The unbearable ease of being Russell Wilson

<pre><pre>The unbearable ease of being Russell Wilson


As usual, He was the last one to speak to reporters after the game. It took him almost an hour to emerge from the locker room. Most of his teammates, who, to be honest, had played just as badly, were already lining up for the Seahawks bus when Wilson quickly went to a white tent near the visitor's tight locker room.

With shining eyes, grinning and dressed in an earth-colored suit, he looked at the assembled reporters and put on another show. Wilson sounded like he always did after a painful defeat – even after intercepting the Super Bowl – not only clichéd but optimistic in a way that few professional athletes could be after a defeat.

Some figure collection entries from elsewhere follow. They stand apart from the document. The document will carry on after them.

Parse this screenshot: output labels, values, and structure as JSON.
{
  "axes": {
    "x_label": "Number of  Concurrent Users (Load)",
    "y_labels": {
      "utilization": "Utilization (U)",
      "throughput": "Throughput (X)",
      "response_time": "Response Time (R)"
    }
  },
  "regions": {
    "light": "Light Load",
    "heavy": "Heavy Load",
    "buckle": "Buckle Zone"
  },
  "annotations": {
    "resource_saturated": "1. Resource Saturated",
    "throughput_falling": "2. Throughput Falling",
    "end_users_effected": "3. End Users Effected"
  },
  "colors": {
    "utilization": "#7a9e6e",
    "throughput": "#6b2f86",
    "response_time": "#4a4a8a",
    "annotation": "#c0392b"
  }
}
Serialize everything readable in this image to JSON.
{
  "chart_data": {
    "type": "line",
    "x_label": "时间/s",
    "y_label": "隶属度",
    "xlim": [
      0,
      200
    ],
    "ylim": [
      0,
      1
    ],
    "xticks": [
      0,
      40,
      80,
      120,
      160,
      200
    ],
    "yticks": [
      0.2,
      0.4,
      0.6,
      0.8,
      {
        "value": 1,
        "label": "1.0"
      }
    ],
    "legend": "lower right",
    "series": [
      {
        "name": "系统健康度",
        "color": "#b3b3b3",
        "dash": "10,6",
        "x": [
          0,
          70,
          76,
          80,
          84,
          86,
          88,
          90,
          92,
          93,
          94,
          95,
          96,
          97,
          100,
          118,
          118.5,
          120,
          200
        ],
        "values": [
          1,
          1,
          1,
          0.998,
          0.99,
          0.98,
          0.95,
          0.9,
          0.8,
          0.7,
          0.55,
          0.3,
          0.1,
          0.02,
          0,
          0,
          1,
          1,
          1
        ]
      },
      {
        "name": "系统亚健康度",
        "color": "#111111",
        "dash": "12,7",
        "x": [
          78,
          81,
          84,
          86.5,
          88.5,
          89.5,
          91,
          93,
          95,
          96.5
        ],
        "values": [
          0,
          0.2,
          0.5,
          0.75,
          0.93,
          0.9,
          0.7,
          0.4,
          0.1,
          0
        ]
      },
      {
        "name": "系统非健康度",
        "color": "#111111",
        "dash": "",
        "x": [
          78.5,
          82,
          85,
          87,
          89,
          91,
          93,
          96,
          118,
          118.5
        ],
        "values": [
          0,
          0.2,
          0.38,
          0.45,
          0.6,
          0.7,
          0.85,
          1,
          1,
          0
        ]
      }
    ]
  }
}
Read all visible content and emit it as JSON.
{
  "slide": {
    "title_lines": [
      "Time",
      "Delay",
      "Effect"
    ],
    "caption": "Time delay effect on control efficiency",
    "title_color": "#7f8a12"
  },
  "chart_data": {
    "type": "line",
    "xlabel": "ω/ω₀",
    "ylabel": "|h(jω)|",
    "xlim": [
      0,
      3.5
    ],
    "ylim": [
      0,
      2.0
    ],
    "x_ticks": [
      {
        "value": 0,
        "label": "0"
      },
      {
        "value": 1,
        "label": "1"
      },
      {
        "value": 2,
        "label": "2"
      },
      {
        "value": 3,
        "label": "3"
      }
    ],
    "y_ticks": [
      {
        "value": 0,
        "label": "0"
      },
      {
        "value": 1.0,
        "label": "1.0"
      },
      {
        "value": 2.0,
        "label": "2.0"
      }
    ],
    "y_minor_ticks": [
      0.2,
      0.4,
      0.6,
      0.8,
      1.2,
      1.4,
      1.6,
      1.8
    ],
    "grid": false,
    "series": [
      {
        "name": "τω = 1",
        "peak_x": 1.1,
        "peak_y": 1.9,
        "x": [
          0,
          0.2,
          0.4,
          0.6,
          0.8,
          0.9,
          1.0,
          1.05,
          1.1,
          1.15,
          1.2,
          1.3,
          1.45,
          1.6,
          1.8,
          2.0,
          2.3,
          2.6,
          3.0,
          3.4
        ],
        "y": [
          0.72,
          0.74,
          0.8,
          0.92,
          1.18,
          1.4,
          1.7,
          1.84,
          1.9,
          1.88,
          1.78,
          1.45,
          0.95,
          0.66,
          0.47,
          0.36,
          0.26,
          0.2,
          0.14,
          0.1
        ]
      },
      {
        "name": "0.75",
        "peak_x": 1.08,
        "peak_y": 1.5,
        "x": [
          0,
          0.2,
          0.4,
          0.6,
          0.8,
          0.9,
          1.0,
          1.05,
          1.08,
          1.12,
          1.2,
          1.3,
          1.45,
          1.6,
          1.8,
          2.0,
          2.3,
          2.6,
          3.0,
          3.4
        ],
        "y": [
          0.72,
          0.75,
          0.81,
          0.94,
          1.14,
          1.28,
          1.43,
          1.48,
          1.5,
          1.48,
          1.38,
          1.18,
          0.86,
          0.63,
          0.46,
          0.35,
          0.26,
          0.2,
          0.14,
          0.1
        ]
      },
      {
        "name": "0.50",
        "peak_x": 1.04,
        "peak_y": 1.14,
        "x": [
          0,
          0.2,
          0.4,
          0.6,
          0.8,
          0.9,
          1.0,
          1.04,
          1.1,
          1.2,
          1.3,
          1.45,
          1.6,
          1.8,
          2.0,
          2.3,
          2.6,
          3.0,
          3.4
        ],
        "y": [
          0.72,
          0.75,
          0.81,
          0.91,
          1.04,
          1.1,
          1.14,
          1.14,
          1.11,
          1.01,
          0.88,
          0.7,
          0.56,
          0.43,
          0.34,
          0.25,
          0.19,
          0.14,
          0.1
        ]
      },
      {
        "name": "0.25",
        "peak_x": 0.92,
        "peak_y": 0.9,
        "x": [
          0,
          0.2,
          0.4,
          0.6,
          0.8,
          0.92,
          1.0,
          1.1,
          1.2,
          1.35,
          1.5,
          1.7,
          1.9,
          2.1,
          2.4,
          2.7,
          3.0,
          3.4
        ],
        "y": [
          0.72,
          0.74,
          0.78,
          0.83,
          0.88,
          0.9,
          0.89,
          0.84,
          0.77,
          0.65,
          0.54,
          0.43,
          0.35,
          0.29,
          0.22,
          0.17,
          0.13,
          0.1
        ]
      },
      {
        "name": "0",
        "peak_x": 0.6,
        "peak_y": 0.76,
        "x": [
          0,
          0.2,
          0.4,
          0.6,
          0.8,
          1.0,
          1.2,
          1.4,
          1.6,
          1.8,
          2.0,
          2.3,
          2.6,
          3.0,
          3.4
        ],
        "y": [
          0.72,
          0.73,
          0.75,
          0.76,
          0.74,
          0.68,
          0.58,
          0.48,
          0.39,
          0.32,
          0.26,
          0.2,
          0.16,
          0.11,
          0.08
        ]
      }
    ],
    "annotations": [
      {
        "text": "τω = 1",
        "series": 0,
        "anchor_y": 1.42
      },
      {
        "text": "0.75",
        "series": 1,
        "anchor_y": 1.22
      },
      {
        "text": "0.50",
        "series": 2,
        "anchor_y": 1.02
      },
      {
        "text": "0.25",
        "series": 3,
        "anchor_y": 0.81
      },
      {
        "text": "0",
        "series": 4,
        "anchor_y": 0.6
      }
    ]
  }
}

"With where we want to go, there is a lot more season, a lot more things to do, everything is still ahead of us," he enthused. "We have to play it one game at a time, just get better, watch the movie and find out how we can get better as a group."

It was vintage Wilson: the guy who never disappoints, never shows negativity or is a bit in the dumps. The guy who doesn't smolder like Roger Federer or LeBron James after a heavy defeat promises milk and honey a new day.

Wilson has long worked with a mental trainer, Trevor Moawad, on a stoic mindset that they call "neutral thinking" – even stay on the keel right now and avoid anything negative. They eagerly believe in a direct connection between the words that are spoken and success. Moawad said they had carefully examined how great quarterbacks like Tom Brady and Drew Brees deal with losing questions.

To be invented? Maybe.

Love it or hate it, Wilson's style didn't falter as the season started. His appearance was the same after beating the Carolina Panthers three weeks ago helped secure a playoff spot. He spoke of silver lining when his top three second-leg injuries ended at the end of the season, and Lamar Jackson Heart and M.V.P. won. Voices.